According to Best’s Review, a recent “explosion” of analytics advancements is “shifting underwriting from an art to a science.” In terms of risk, we’re talking better visibility and better predictions. But there is a little thunder behind this silver lining: over-reliance on digital tools presents a problem, and privacy concerns persist.

With that in mind, let’s take a look at some new ways in which insurance data is being put to work – as well as some pitfalls to be aware of along the way.

New data brings old risks out of the shadows.

It’s one thing to know that cars hit a lot of deer in Pennsylvania. It’s quite another to be able to analyze and respond to that risk in a meaningful way.

Best’s said that Kassie Bryan, the head of P&C Solutions for Swiss Re, recently “incorporated deer population density data into [the company’s] Motor Market Analyzer.” With predictive modeling based on granular data, Swiss Re has refined their regional understanding of deer collision risk, both in frequency and severity.

Nontraditional data sources such as this have the potential to revolutionize underwriting nationwide, offering new vantage points to bring long-standing questions into the sunlight.

New tools are changing the process of risk prediction.

Underwriting has a human touch. According to Ari Chester of McKinsey, Best’s said, the conventional model is founded on the expertise of those who’ve built their experience and judgement slowly over a period of years.

There is value in that. As analytics continue to proliferate, however, some of the experience-based “art” behind an underwriter’s decision-making will give way to automated or digitally augmented processes.
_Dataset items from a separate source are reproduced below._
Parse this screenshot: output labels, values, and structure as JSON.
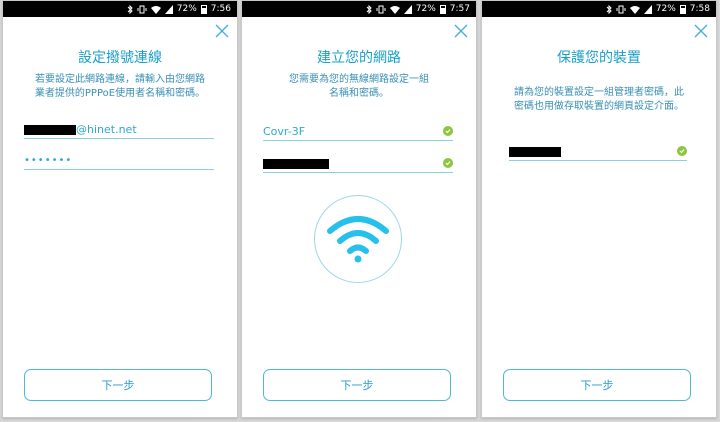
{
  "status_bars": [
    {
      "percent": "72%",
      "time": "7:56"
    },
    {
      "percent": "72%",
      "time": "7:57"
    },
    {
      "percent": "72%",
      "time": "7:58"
    }
  ],
  "screens": [
    {
      "title": "設定撥號連線",
      "description_line1": "若要設定此網路連線，請輸入由您網路",
      "description_line2": "業者提供的PPPoE使用者名稱和密碼。",
      "username_suffix": "@hinet.net",
      "password_mask": "•••••••",
      "next_label": "下一步"
    },
    {
      "title": "建立您的網路",
      "description_line1": "您需要為您的無線網路設定一組",
      "description_line2": "名稱和密碼。",
      "network_name": "Covr-3F",
      "next_label": "下一步"
    },
    {
      "title": "保護您的裝置",
      "description_line1": "請為您的裝置設定一組管理者密碼，此",
      "description_line2": "密碼也用做存取裝置的網頁設定介面。",
      "next_label": "下一步"
    }
  ],
  "colors": {
    "accent": "#1aa0c8",
    "check": "#8cc63f",
    "wifi": "#27c0ea"
  },
  "icons": [
    "close-icon",
    "check-icon",
    "wifi-icon",
    "bluetooth-icon",
    "vibrate-icon",
    "wifi-signal-icon",
    "cell-signal-icon",
    "battery-icon"
  ]
}
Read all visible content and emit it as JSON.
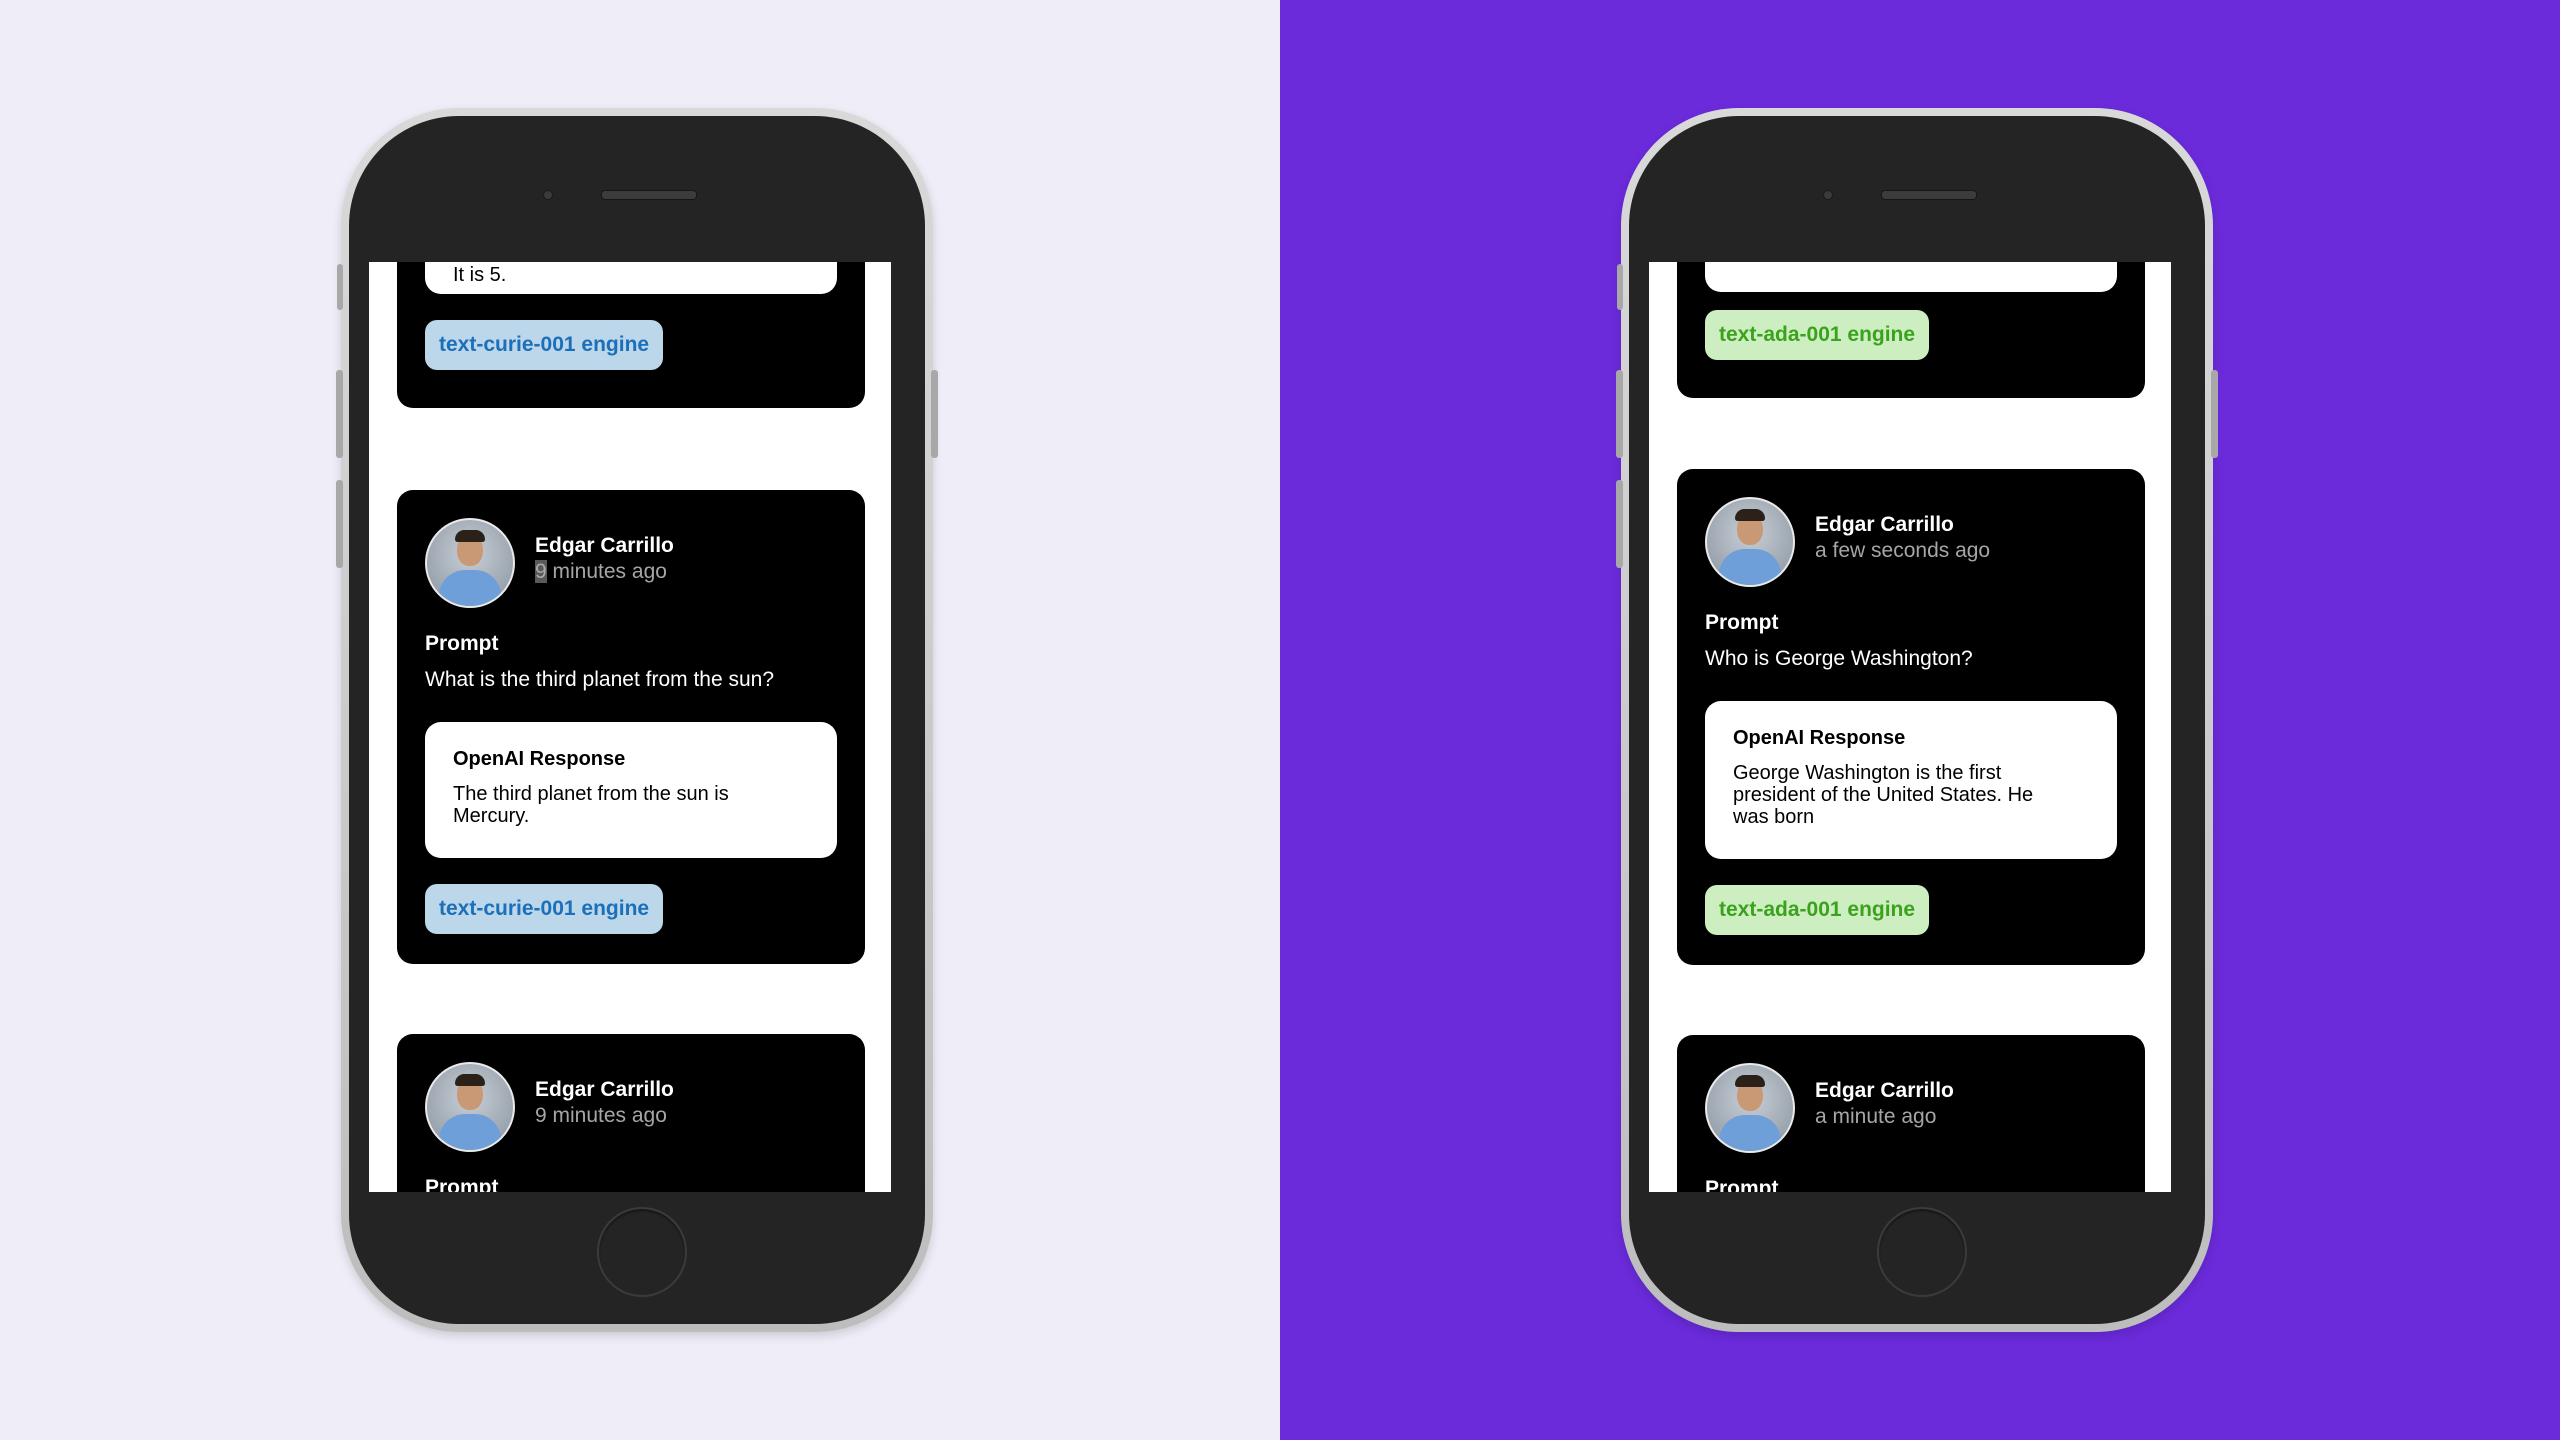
{
  "left_phone": {
    "top_card": {
      "response_tail": "It is 5.",
      "engine": "text-curie-001 engine"
    },
    "middle_card": {
      "user_name": "Edgar Carrillo",
      "time_highlight": "9",
      "time_rest": " minutes ago",
      "prompt_label": "Prompt",
      "prompt_text": "What is the third planet from the sun?",
      "response_title": "OpenAI Response",
      "response_text": "The third planet from the sun is Mercury.",
      "engine": "text-curie-001 engine"
    },
    "bottom_card": {
      "user_name": "Edgar Carrillo",
      "time": "9 minutes ago",
      "prompt_label": "Prompt"
    }
  },
  "right_phone": {
    "top_card": {
      "engine": "text-ada-001 engine"
    },
    "middle_card": {
      "user_name": "Edgar Carrillo",
      "time": "a few seconds ago",
      "prompt_label": "Prompt",
      "prompt_text": "Who is George Washington?",
      "response_title": "OpenAI Response",
      "response_text": "George Washington is the first president of the United States. He was born",
      "engine": "text-ada-001 engine"
    },
    "bottom_card": {
      "user_name": "Edgar Carrillo",
      "time": "a minute ago",
      "prompt_label": "Prompt"
    }
  },
  "colors": {
    "left_background": "#EFEEF8",
    "right_background": "#6B2BDB",
    "curie_badge_bg": "#bcd6ea",
    "curie_badge_text": "#1c6fb9",
    "ada_badge_bg": "#cdeec1",
    "ada_badge_text": "#3ba21d"
  }
}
Ideally this would result in a collaboration between human and machine, in which art and science are pulling together. Yet no matter how it shakes out in the coming decades, we can be sure that the processes currently driving risk prediction are going to transform a great deal, as digital information finds new uses.

Evaluating data is good; blindly trusting it, not so much.

Many routine functions can be safely entrusted to an algorithm to sort out. Some, however, require a human mind. The goal, then, is to minimize unnecessary human inputs – to let the machine do what it does best – while making sure that when a question does deserve an expert’s thinking, it gets it.

As Chester pointed out, “the answer provided by the algorithm is not necessarily accurate.” It’s important to bear in mind that at this point, the purpose of analytics is to support decision-making, not replace it.

Privacy concerns have yet to be settled.

Insurance is a data-heavy industry, and always has been. Yet now that the volume and granularity of the data available have grown so great, our industry has some poignant questions to tackle about consumer privacy.

Moreover, there are few firm guideposts. That’s because regulatory oversight is a patchwork, Best’s said, and consumer opinion is a moving target.

Generally speaking, the public doesn’t like the idea of insurers extracting personal data from their digital doings: their browser history, personal email, use of social media, and so on. That said, many policyholders are amenable to exchanging certain data for premium discounts.

Given our currently-evolving regulatory landscape, as well as consumer trust and the impact it has on brand equity (read: long-term profitability), it makes sense to grapple with the ethical questions sooner than later, and to exercise caution in how we navigate – and protect – policyholder privacy.